Bartali - Paolo Conte

C’è una ciclofficina nella Città di Mare dove rottamano bici usate.

Ci ho pensato a lungo e oggi mi sono decisa a portare la mia ammiraglia.

Una bici rosa che gli amici di lunga data vedono ormai come parte di me.

Una bici rosa che i miei genitori mi regalarono 25 anni fa.

Non ho mai avuto il coraggio di separarmi da lei, ma sono stati sufficienti un paio di anni nel cortile infernale del mio palazzo, per ridurla a brandelli.

E così oggi ho fatto il grande passo e l’ho portata in questo posto dove, seguendo il nobile principio della sostenibilità, ritirano biciclette usate e/o abbandonate, scambiandole con quelle da loro revisionate.

Non è stato facile.

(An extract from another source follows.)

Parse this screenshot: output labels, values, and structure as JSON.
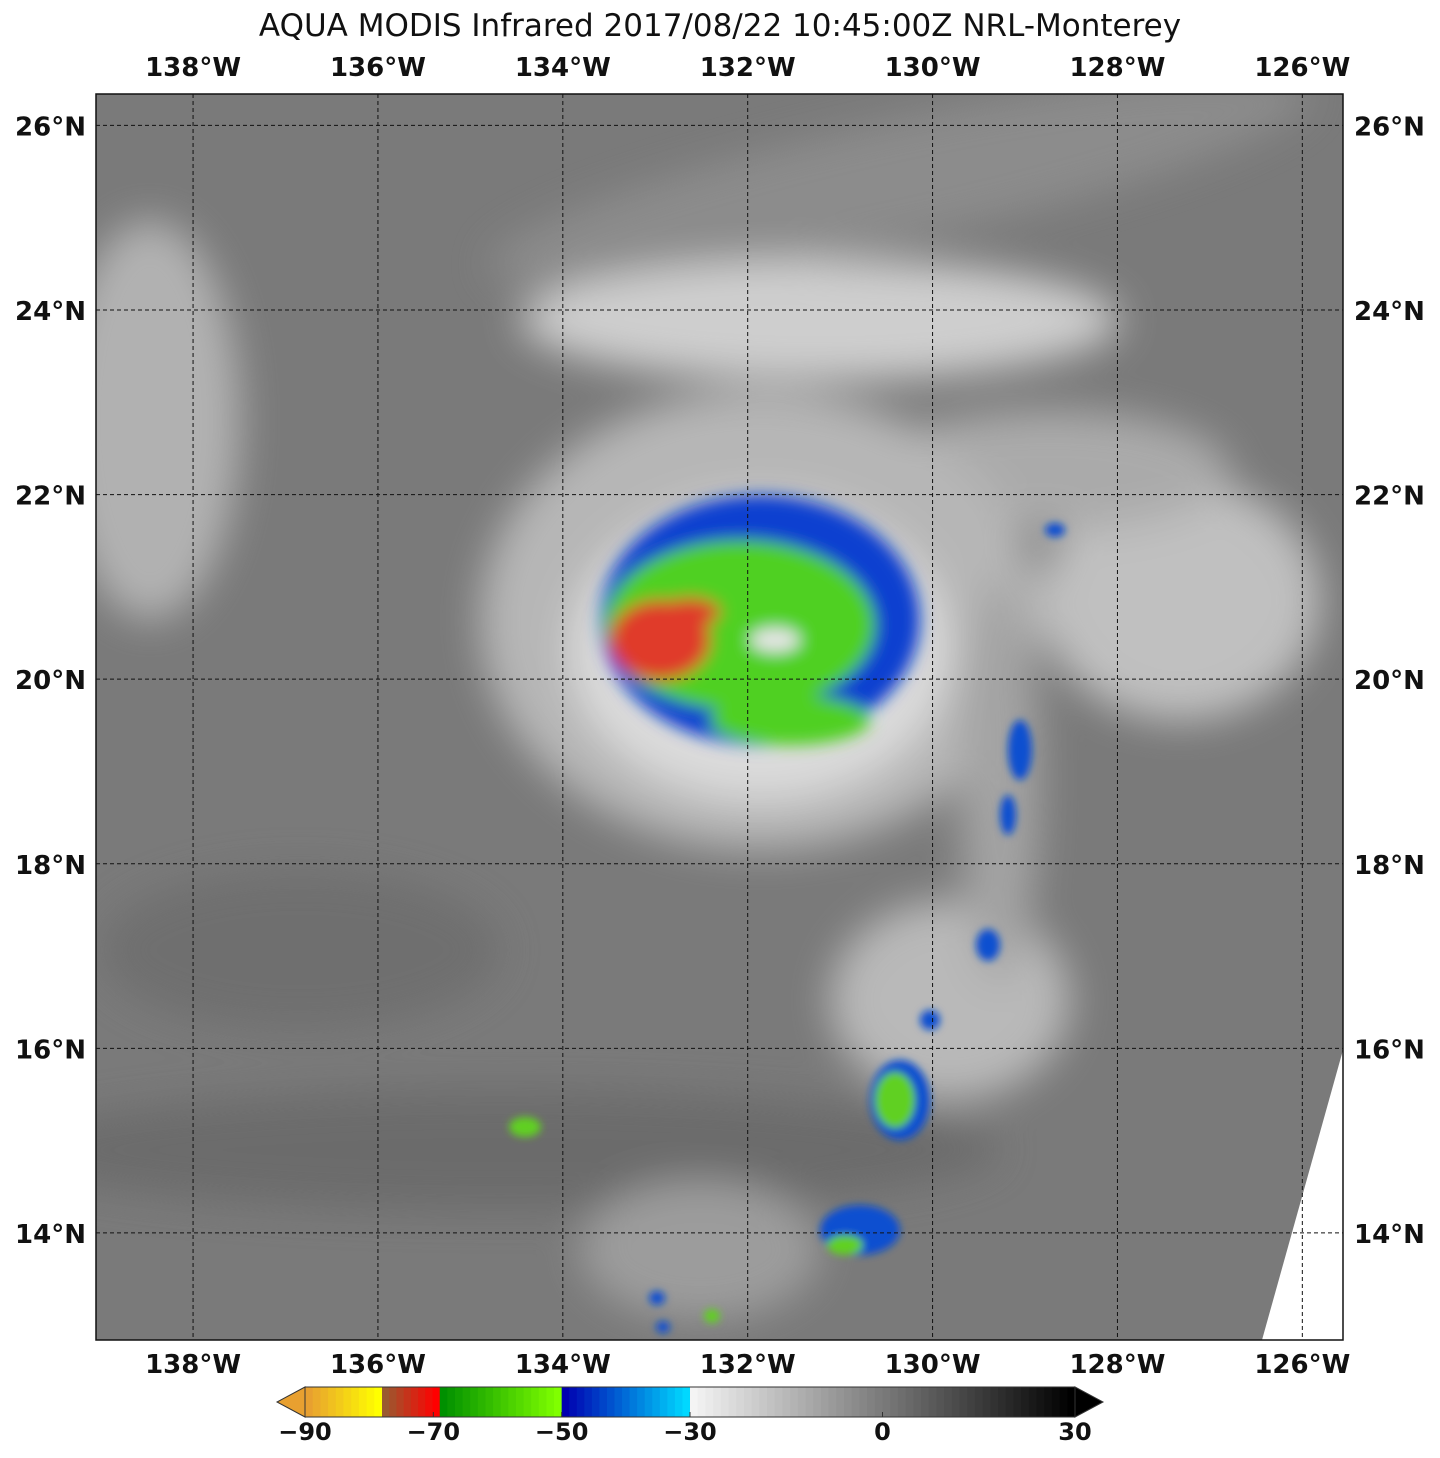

Perchè La Rolando è stata la mia prima bicicletta ‘da grandi’.

E’ l’immagine di me che fatico a tenere l’equilibrio, con mio padre accanto pronto ad afferrarmi se cado.

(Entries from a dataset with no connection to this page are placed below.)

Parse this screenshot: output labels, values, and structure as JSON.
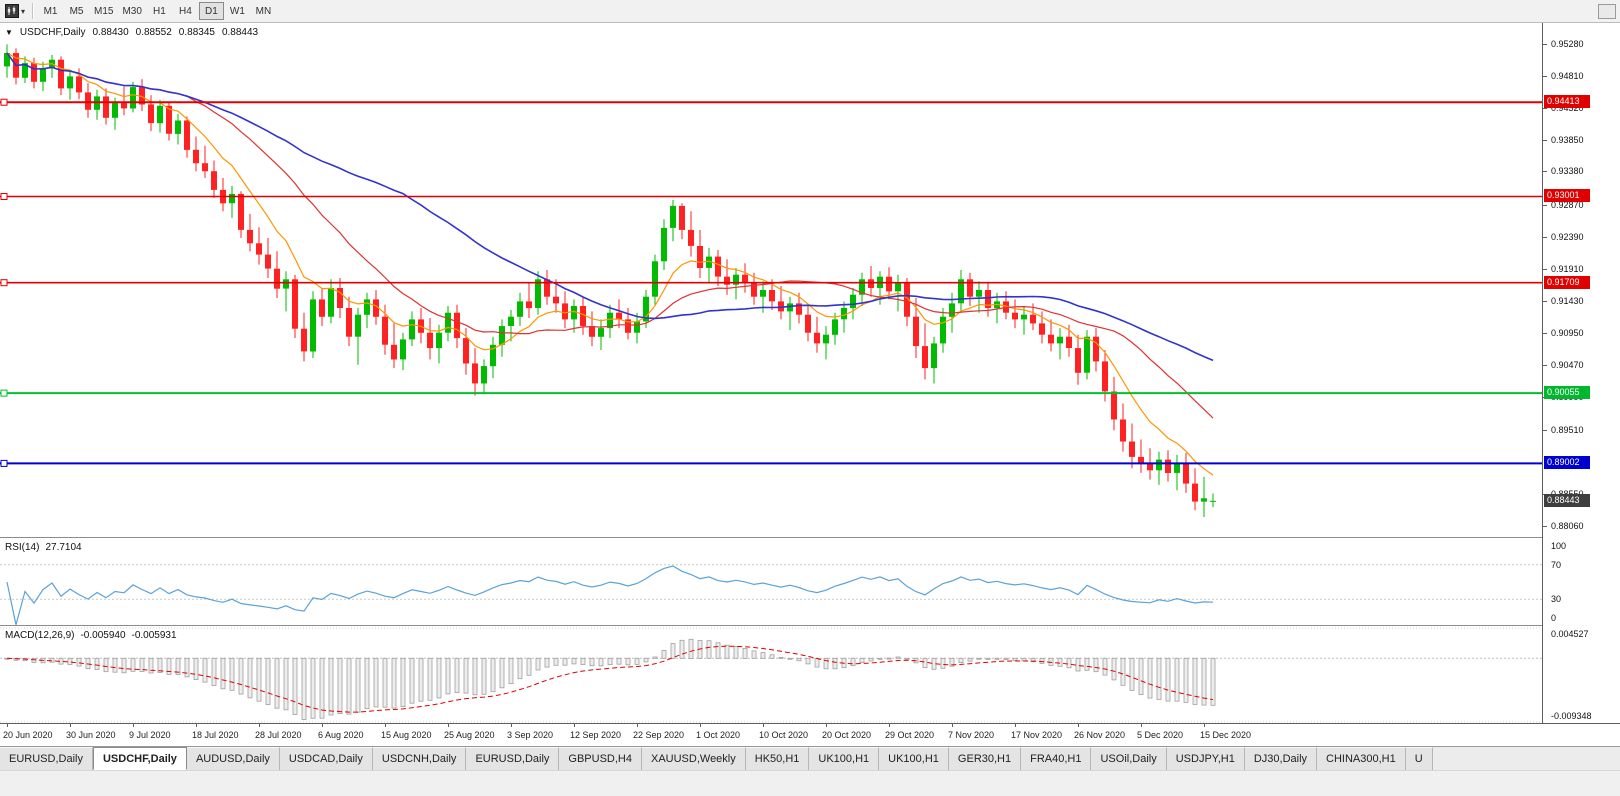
{
  "toolbar": {
    "timeframes": [
      "M1",
      "M5",
      "M15",
      "M30",
      "H1",
      "H4",
      "D1",
      "W1",
      "MN"
    ],
    "active_timeframe": "D1"
  },
  "chart_title": {
    "symbol": "USDCHF,Daily",
    "open": "0.88430",
    "high": "0.88552",
    "low": "0.88345",
    "close": "0.88443"
  },
  "price_axis": {
    "labels": [
      "0.95280",
      "0.94810",
      "0.94320",
      "0.93850",
      "0.93380",
      "0.92870",
      "0.92390",
      "0.91910",
      "0.91430",
      "0.90950",
      "0.90470",
      "0.89990",
      "0.89510",
      "0.88550",
      "0.88060"
    ],
    "tags": [
      {
        "label": "0.94413",
        "price": 0.94413,
        "color": "#e00000"
      },
      {
        "label": "0.93001",
        "price": 0.93001,
        "color": "#e00000"
      },
      {
        "label": "0.91709",
        "price": 0.91709,
        "color": "#e00000"
      },
      {
        "label": "0.90055",
        "price": 0.90055,
        "color": "#00b82e"
      },
      {
        "label": "0.89002",
        "price": 0.89002,
        "color": "#0000d0"
      },
      {
        "label": "0.88443",
        "price": 0.88443,
        "color": "#3e3e3e"
      }
    ]
  },
  "hlines": [
    {
      "price": 0.94413,
      "color": "#e00000",
      "width": 2
    },
    {
      "price": 0.93001,
      "color": "#e00000",
      "width": 1.6
    },
    {
      "price": 0.91709,
      "color": "#e00000",
      "width": 1.6
    },
    {
      "price": 0.90055,
      "color": "#00c02a",
      "width": 2
    },
    {
      "price": 0.89002,
      "color": "#0000d0",
      "width": 2
    }
  ],
  "indicators": {
    "rsi": {
      "name": "RSI(14)",
      "value": "27.7104",
      "period": 14,
      "color": "#59a3d9",
      "levels": [
        {
          "label": "100",
          "value": 100,
          "dotted": false
        },
        {
          "label": "70",
          "value": 70,
          "dotted": true
        },
        {
          "label": "30",
          "value": 30,
          "dotted": true
        },
        {
          "label": "0",
          "value": 0,
          "dotted": false
        }
      ]
    },
    "macd": {
      "name": "MACD(12,26,9)",
      "macd_value": "-0.005940",
      "signal_value": "-0.005931",
      "fast": 12,
      "slow": 26,
      "signal": 9,
      "max_label": "0.004527",
      "min_label": "-0.009348",
      "scale_max": 0.004527,
      "scale_min": -0.009348
    }
  },
  "chart_data": {
    "type": "candlestick",
    "title": "USDCHF,Daily",
    "price_range": [
      0.879,
      0.956
    ],
    "bull_color": "#00bb00",
    "bear_color": "#ff2222",
    "x_label_step": 7,
    "x_labels": [
      "20 Jun 2020",
      "30 Jun 2020",
      "9 Jul 2020",
      "18 Jul 2020",
      "28 Jul 2020",
      "6 Aug 2020",
      "15 Aug 2020",
      "25 Aug 2020",
      "3 Sep 2020",
      "12 Sep 2020",
      "22 Sep 2020",
      "1 Oct 2020",
      "10 Oct 2020",
      "20 Oct 2020",
      "29 Oct 2020",
      "7 Nov 2020",
      "17 Nov 2020",
      "26 Nov 2020",
      "5 Dec 2020",
      "15 Dec 2020"
    ],
    "ma": [
      {
        "name": "ma-fast-line",
        "type": "ema",
        "window": 9,
        "color": "#ff9500",
        "w": 1.2
      },
      {
        "name": "ma-mid-line",
        "type": "sma",
        "window": 21,
        "color": "#e03131",
        "w": 1.2
      },
      {
        "name": "ma-slow-line",
        "type": "sma",
        "window": 45,
        "color": "#3333cc",
        "w": 1.6
      }
    ],
    "candles": [
      [
        0.9495,
        0.9528,
        0.9478,
        0.9515
      ],
      [
        0.9515,
        0.9522,
        0.9468,
        0.9478
      ],
      [
        0.9478,
        0.951,
        0.947,
        0.95
      ],
      [
        0.95,
        0.9508,
        0.9462,
        0.9472
      ],
      [
        0.9472,
        0.9502,
        0.9458,
        0.9492
      ],
      [
        0.9492,
        0.9512,
        0.9478,
        0.9505
      ],
      [
        0.9505,
        0.951,
        0.9452,
        0.9462
      ],
      [
        0.9462,
        0.949,
        0.9445,
        0.948
      ],
      [
        0.948,
        0.9492,
        0.9446,
        0.9456
      ],
      [
        0.9456,
        0.947,
        0.9418,
        0.943
      ],
      [
        0.943,
        0.946,
        0.9415,
        0.945
      ],
      [
        0.945,
        0.9462,
        0.9408,
        0.9418
      ],
      [
        0.9418,
        0.9448,
        0.94,
        0.944
      ],
      [
        0.944,
        0.9465,
        0.9422,
        0.9432
      ],
      [
        0.9432,
        0.9472,
        0.9426,
        0.9464
      ],
      [
        0.9464,
        0.9476,
        0.9428,
        0.9438
      ],
      [
        0.9438,
        0.9452,
        0.9398,
        0.941
      ],
      [
        0.941,
        0.9445,
        0.9396,
        0.9436
      ],
      [
        0.9436,
        0.9442,
        0.9384,
        0.9394
      ],
      [
        0.9394,
        0.9424,
        0.9378,
        0.9414
      ],
      [
        0.9414,
        0.942,
        0.9358,
        0.937
      ],
      [
        0.937,
        0.939,
        0.9338,
        0.935
      ],
      [
        0.935,
        0.9376,
        0.9328,
        0.9338
      ],
      [
        0.9338,
        0.9354,
        0.9298,
        0.931
      ],
      [
        0.931,
        0.9328,
        0.9278,
        0.929
      ],
      [
        0.929,
        0.9316,
        0.9268,
        0.9304
      ],
      [
        0.9304,
        0.9308,
        0.9238,
        0.925
      ],
      [
        0.925,
        0.9274,
        0.9218,
        0.923
      ],
      [
        0.923,
        0.9254,
        0.9198,
        0.9213
      ],
      [
        0.9213,
        0.9238,
        0.9178,
        0.9192
      ],
      [
        0.9192,
        0.9218,
        0.9148,
        0.9162
      ],
      [
        0.9162,
        0.9188,
        0.9128,
        0.9176
      ],
      [
        0.9176,
        0.9183,
        0.9088,
        0.9102
      ],
      [
        0.9102,
        0.9126,
        0.9053,
        0.9068
      ],
      [
        0.9068,
        0.9158,
        0.9058,
        0.9146
      ],
      [
        0.9146,
        0.9163,
        0.9106,
        0.912
      ],
      [
        0.912,
        0.9176,
        0.911,
        0.9163
      ],
      [
        0.9163,
        0.9178,
        0.9118,
        0.9133
      ],
      [
        0.9133,
        0.915,
        0.9076,
        0.909
      ],
      [
        0.909,
        0.9133,
        0.9048,
        0.9123
      ],
      [
        0.9123,
        0.9156,
        0.9103,
        0.9146
      ],
      [
        0.9146,
        0.916,
        0.9108,
        0.912
      ],
      [
        0.912,
        0.9138,
        0.9063,
        0.9078
      ],
      [
        0.9078,
        0.911,
        0.9043,
        0.9056
      ],
      [
        0.9056,
        0.9096,
        0.904,
        0.9086
      ],
      [
        0.9086,
        0.9128,
        0.9076,
        0.9116
      ],
      [
        0.9116,
        0.9133,
        0.908,
        0.9096
      ],
      [
        0.9096,
        0.9118,
        0.9056,
        0.9073
      ],
      [
        0.9073,
        0.9108,
        0.905,
        0.9096
      ],
      [
        0.9096,
        0.9136,
        0.9083,
        0.9126
      ],
      [
        0.9126,
        0.9138,
        0.9073,
        0.9088
      ],
      [
        0.9088,
        0.9103,
        0.9033,
        0.905
      ],
      [
        0.905,
        0.9073,
        0.9002,
        0.902
      ],
      [
        0.902,
        0.9056,
        0.9006,
        0.9046
      ],
      [
        0.9046,
        0.909,
        0.9028,
        0.9078
      ],
      [
        0.9078,
        0.9116,
        0.906,
        0.9106
      ],
      [
        0.9106,
        0.913,
        0.9083,
        0.912
      ],
      [
        0.912,
        0.9156,
        0.9106,
        0.9143
      ],
      [
        0.9143,
        0.917,
        0.9118,
        0.9133
      ],
      [
        0.9133,
        0.9188,
        0.9123,
        0.9176
      ],
      [
        0.9176,
        0.919,
        0.9138,
        0.915
      ],
      [
        0.915,
        0.9176,
        0.9126,
        0.914
      ],
      [
        0.914,
        0.9158,
        0.9103,
        0.9116
      ],
      [
        0.9116,
        0.9146,
        0.9096,
        0.9136
      ],
      [
        0.9136,
        0.915,
        0.9093,
        0.9106
      ],
      [
        0.9106,
        0.9128,
        0.9076,
        0.909
      ],
      [
        0.909,
        0.9116,
        0.907,
        0.9103
      ],
      [
        0.9103,
        0.9138,
        0.9088,
        0.9126
      ],
      [
        0.9126,
        0.9146,
        0.9103,
        0.9116
      ],
      [
        0.9116,
        0.9133,
        0.9086,
        0.9096
      ],
      [
        0.9096,
        0.9126,
        0.908,
        0.9113
      ],
      [
        0.9113,
        0.916,
        0.9103,
        0.915
      ],
      [
        0.915,
        0.9213,
        0.9138,
        0.9203
      ],
      [
        0.9203,
        0.9266,
        0.919,
        0.9253
      ],
      [
        0.9253,
        0.9295,
        0.9233,
        0.9286
      ],
      [
        0.9286,
        0.929,
        0.9236,
        0.925
      ],
      [
        0.925,
        0.9278,
        0.921,
        0.9226
      ],
      [
        0.9226,
        0.925,
        0.9178,
        0.9193
      ],
      [
        0.9193,
        0.9223,
        0.917,
        0.921
      ],
      [
        0.921,
        0.922,
        0.9166,
        0.918
      ],
      [
        0.918,
        0.9206,
        0.9153,
        0.9168
      ],
      [
        0.9168,
        0.9193,
        0.9146,
        0.9183
      ],
      [
        0.9183,
        0.92,
        0.9156,
        0.917
      ],
      [
        0.917,
        0.9186,
        0.9138,
        0.915
      ],
      [
        0.915,
        0.9173,
        0.9126,
        0.916
      ],
      [
        0.916,
        0.9176,
        0.913,
        0.9143
      ],
      [
        0.9143,
        0.9166,
        0.9116,
        0.9128
      ],
      [
        0.9128,
        0.915,
        0.91,
        0.914
      ],
      [
        0.914,
        0.9156,
        0.911,
        0.9123
      ],
      [
        0.9123,
        0.9138,
        0.9083,
        0.9096
      ],
      [
        0.9096,
        0.912,
        0.9066,
        0.908
      ],
      [
        0.908,
        0.9106,
        0.9056,
        0.9093
      ],
      [
        0.9093,
        0.9126,
        0.9078,
        0.9116
      ],
      [
        0.9116,
        0.9143,
        0.9096,
        0.9133
      ],
      [
        0.9133,
        0.9163,
        0.9116,
        0.9153
      ],
      [
        0.9153,
        0.9186,
        0.9136,
        0.9176
      ],
      [
        0.9176,
        0.9196,
        0.915,
        0.9163
      ],
      [
        0.9163,
        0.9188,
        0.9138,
        0.918
      ],
      [
        0.918,
        0.9194,
        0.9146,
        0.9158
      ],
      [
        0.9158,
        0.9183,
        0.9128,
        0.917
      ],
      [
        0.917,
        0.9178,
        0.9106,
        0.912
      ],
      [
        0.912,
        0.9148,
        0.9058,
        0.9076
      ],
      [
        0.9076,
        0.911,
        0.9026,
        0.9043
      ],
      [
        0.9043,
        0.909,
        0.902,
        0.908
      ],
      [
        0.908,
        0.9133,
        0.9066,
        0.912
      ],
      [
        0.912,
        0.9156,
        0.9096,
        0.914
      ],
      [
        0.914,
        0.919,
        0.9126,
        0.9176
      ],
      [
        0.9176,
        0.9186,
        0.9136,
        0.915
      ],
      [
        0.915,
        0.9173,
        0.9126,
        0.916
      ],
      [
        0.916,
        0.917,
        0.912,
        0.9133
      ],
      [
        0.9133,
        0.9156,
        0.911,
        0.9143
      ],
      [
        0.9143,
        0.9158,
        0.9116,
        0.9126
      ],
      [
        0.9126,
        0.9146,
        0.9103,
        0.9116
      ],
      [
        0.9116,
        0.9136,
        0.9093,
        0.9123
      ],
      [
        0.9123,
        0.914,
        0.91,
        0.911
      ],
      [
        0.911,
        0.9128,
        0.908,
        0.9093
      ],
      [
        0.9093,
        0.9116,
        0.9068,
        0.908
      ],
      [
        0.908,
        0.9103,
        0.9056,
        0.909
      ],
      [
        0.909,
        0.9108,
        0.906,
        0.9073
      ],
      [
        0.9073,
        0.9093,
        0.9018,
        0.9036
      ],
      [
        0.9036,
        0.91,
        0.9026,
        0.909
      ],
      [
        0.909,
        0.9103,
        0.9038,
        0.9053
      ],
      [
        0.9053,
        0.907,
        0.8993,
        0.9008
      ],
      [
        0.9008,
        0.903,
        0.895,
        0.8966
      ],
      [
        0.8966,
        0.899,
        0.8918,
        0.8933
      ],
      [
        0.8933,
        0.896,
        0.8893,
        0.891
      ],
      [
        0.891,
        0.8936,
        0.8886,
        0.89
      ],
      [
        0.89,
        0.8923,
        0.8876,
        0.889
      ],
      [
        0.889,
        0.8918,
        0.8868,
        0.8906
      ],
      [
        0.8906,
        0.892,
        0.8873,
        0.8886
      ],
      [
        0.8886,
        0.8913,
        0.886,
        0.89
      ],
      [
        0.89,
        0.8916,
        0.8856,
        0.887
      ],
      [
        0.887,
        0.8893,
        0.883,
        0.8843
      ],
      [
        0.8843,
        0.888,
        0.882,
        0.8848
      ],
      [
        0.8843,
        0.88552,
        0.88345,
        0.88443
      ]
    ]
  },
  "tabs": [
    "EURUSD,Daily",
    "USDCHF,Daily",
    "AUDUSD,Daily",
    "USDCAD,Daily",
    "USDCNH,Daily",
    "EURUSD,Daily",
    "GBPUSD,H4",
    "XAUUSD,Weekly",
    "HK50,H1",
    "UK100,H1",
    "UK100,H1",
    "GER30,H1",
    "FRA40,H1",
    "USOil,Daily",
    "USDJPY,H1",
    "DJ30,Daily",
    "CHINA300,H1",
    "U"
  ],
  "active_tab_index": 1
}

Sono io che pedalo spedita nei giardini della Città di Nebbia.

E’ il giro intorno alla ditta dove lavorava mio papà, mentre aspettavo che uscisse.

E’ mia mamma che mi dà i soldi per il gelato, raccomandandomi di fare attenzione in mezzo al traffico.

E’ l’estate nel Paesino, dove a turno gli amici si facevano un giro in tondo nella piazza, nei pomeriggi caldi in cui si cazzeggiava sulle panchine, tra un gavettone e l’altro.

E’ il fidanzatino dell’adolescenza, che mi bloccava la bicicletta per non farmi andare via.

E’ quel “è arrivata Marla, perchè c’è la sua bici rosa appoggiata al muro”.

E’ la pace della pedalata verso la biblioteca, quando scrivevo la tesi.

E’ mio fratello che mi studia in sella a quel cimelio e mi chiede: “Ma giri ancora con quel cancello?”.

E’ mia cugina che si preoccupa:
“Ma ora che devi lasciarla in cortile, non hai paura che te la rubino?”
e sono io che la tranquillizzo:
“Non credo. Bisogna essere proprio cattivi per rubare una bici rosa”.

E’ la corsa in stazione la mattina, per andare a prendere il treno, quando all’alba mi godevo il lungomare, il silenzio e i primi colori della riviera in primavera.

Ed è con questi pensieri nella testa che la accompagno verso la ciclofficina.
A mano, perchè ormai le ruote sono a terra.
E intanto mi faccio forza pensando che, in quel posto, La Rolando resusciterà.
E magari regalerà altri 25 anni di ricordi a qualcuno che, spero, se la meriterà.

Quando giungo a destinazione, vedo che la ciclofficina è chiusa.
Evidentemente gli orari trovati su internet sono sbagliati.
La tentazione di riportare La Rolando a casa è forte. 
Ma a volte, nella vita, bisogna imparare a separare i ricordi dagli oggetti, custodendo soltanto i primi.
E così la guardo ancora un po’, la lascio appoggiata al muro e me ne vado.
Chissà.
Magari qualcuno penserà che di lì è passata Marla.